The DACSS program regularly offers four core courses (required for MS in DACSS students) that provide students with a solid grounding in data collection, programming and data management, statistical data analysis, data visualization and communication, and effective evidence-based decision-making.
DACSS 601: Data Science Fundamentals
This course provides students with an introduction to the R programming language that will be used in all core courses and many of the technical electives. There is a growing demand for students with a background in generalist data science languages such as R, as opposed to more limited software such as Excel or statistics packages such as SPSS or Stata. The course will also provide students with a solid grounding in general data management and data wrangling skills required in all advanced quantitative and data analysis courses.
This course is a required core course for the graduate certificate and the master’s degree in Data Analytics and Computational Social Science (DACSS).

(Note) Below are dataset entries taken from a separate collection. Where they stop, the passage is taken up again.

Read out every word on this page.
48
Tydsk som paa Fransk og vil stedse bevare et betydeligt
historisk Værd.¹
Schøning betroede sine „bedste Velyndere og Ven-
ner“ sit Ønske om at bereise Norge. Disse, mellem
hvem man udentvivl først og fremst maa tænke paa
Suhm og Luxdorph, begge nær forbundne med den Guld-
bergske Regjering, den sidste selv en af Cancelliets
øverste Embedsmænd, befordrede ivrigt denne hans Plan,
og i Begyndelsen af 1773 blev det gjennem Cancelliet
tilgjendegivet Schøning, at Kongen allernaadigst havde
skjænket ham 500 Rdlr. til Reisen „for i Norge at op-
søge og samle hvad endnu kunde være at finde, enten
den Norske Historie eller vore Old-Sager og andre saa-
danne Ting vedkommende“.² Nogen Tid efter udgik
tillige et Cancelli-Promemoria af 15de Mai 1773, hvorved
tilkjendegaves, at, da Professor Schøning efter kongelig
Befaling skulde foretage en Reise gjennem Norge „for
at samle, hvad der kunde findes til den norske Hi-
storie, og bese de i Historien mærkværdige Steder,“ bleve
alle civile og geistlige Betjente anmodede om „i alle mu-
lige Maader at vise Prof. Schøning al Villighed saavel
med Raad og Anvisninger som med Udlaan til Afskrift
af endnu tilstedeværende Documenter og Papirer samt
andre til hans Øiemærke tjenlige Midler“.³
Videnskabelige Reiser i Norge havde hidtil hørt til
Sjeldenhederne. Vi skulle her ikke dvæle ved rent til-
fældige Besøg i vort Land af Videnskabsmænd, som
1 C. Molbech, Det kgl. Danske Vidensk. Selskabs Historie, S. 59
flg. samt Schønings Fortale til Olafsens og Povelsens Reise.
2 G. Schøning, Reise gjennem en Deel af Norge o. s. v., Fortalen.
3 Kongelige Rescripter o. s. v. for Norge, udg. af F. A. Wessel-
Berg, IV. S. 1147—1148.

DACSS 602: Research Design
This course introduces students to the basic language of behavioral research, with an emphasis on designing valid social science research, including measurement reliability and validity, internal research design validity, and generalizability, or external research design validity. Students will become familiar with various techniques to gather social science data and measure and analyze different aspects of individual and social behavior, including experiments, surveys, semi-structured interviews, focus groups, coding of online and archival text sources, and social network analysis. Students will learn to identify threats to research validity and reliability associated with these different research approaches. All data analysis will be conducted in R. Students will also use Qualtrics and mTurk to collect data.
This course is a required core course for the graduate certificate and the master’s degree in Data Analytics and Computational Social Science (DACSS).
DACSS 603: Introduction to Quantitative Analysis
This course provides a rigorous introduction to quantitative empirical research methods, designed for doctoral students in social science and master’s students with a focus on data analytics or computational social science. The material covered includes a brief introduction to the problem of causality, followed by modules on (1) measurement, (2) prediction, (3) exploratory data analysis (discovery), (4) probability (including distributions of random variables), and (5) uncertainty (including estimation theory, confidence intervals, hypothesis testing, power). Along the way, students will encounter linear regression and classification as tools of descriptive data summary, prediction and inference and as part of a broader strategy of causal analysis. Simulations and data analysis will be conducted in the R statistical environment.
This course is a required core course for the graduate certificate and the master’s degree in Data Analytics and Computational Social Science (DACSS).
DACSS 604: Advanced Data-Driven Storytelling
How can social scientists convey data through narrative and reports geared toward general audiences or specific stakeholders? How can they convey those data through visuals geared toward non-scientists? This hands-on course provides students with the knowledge and skills needed to generate strong, data-driven communication.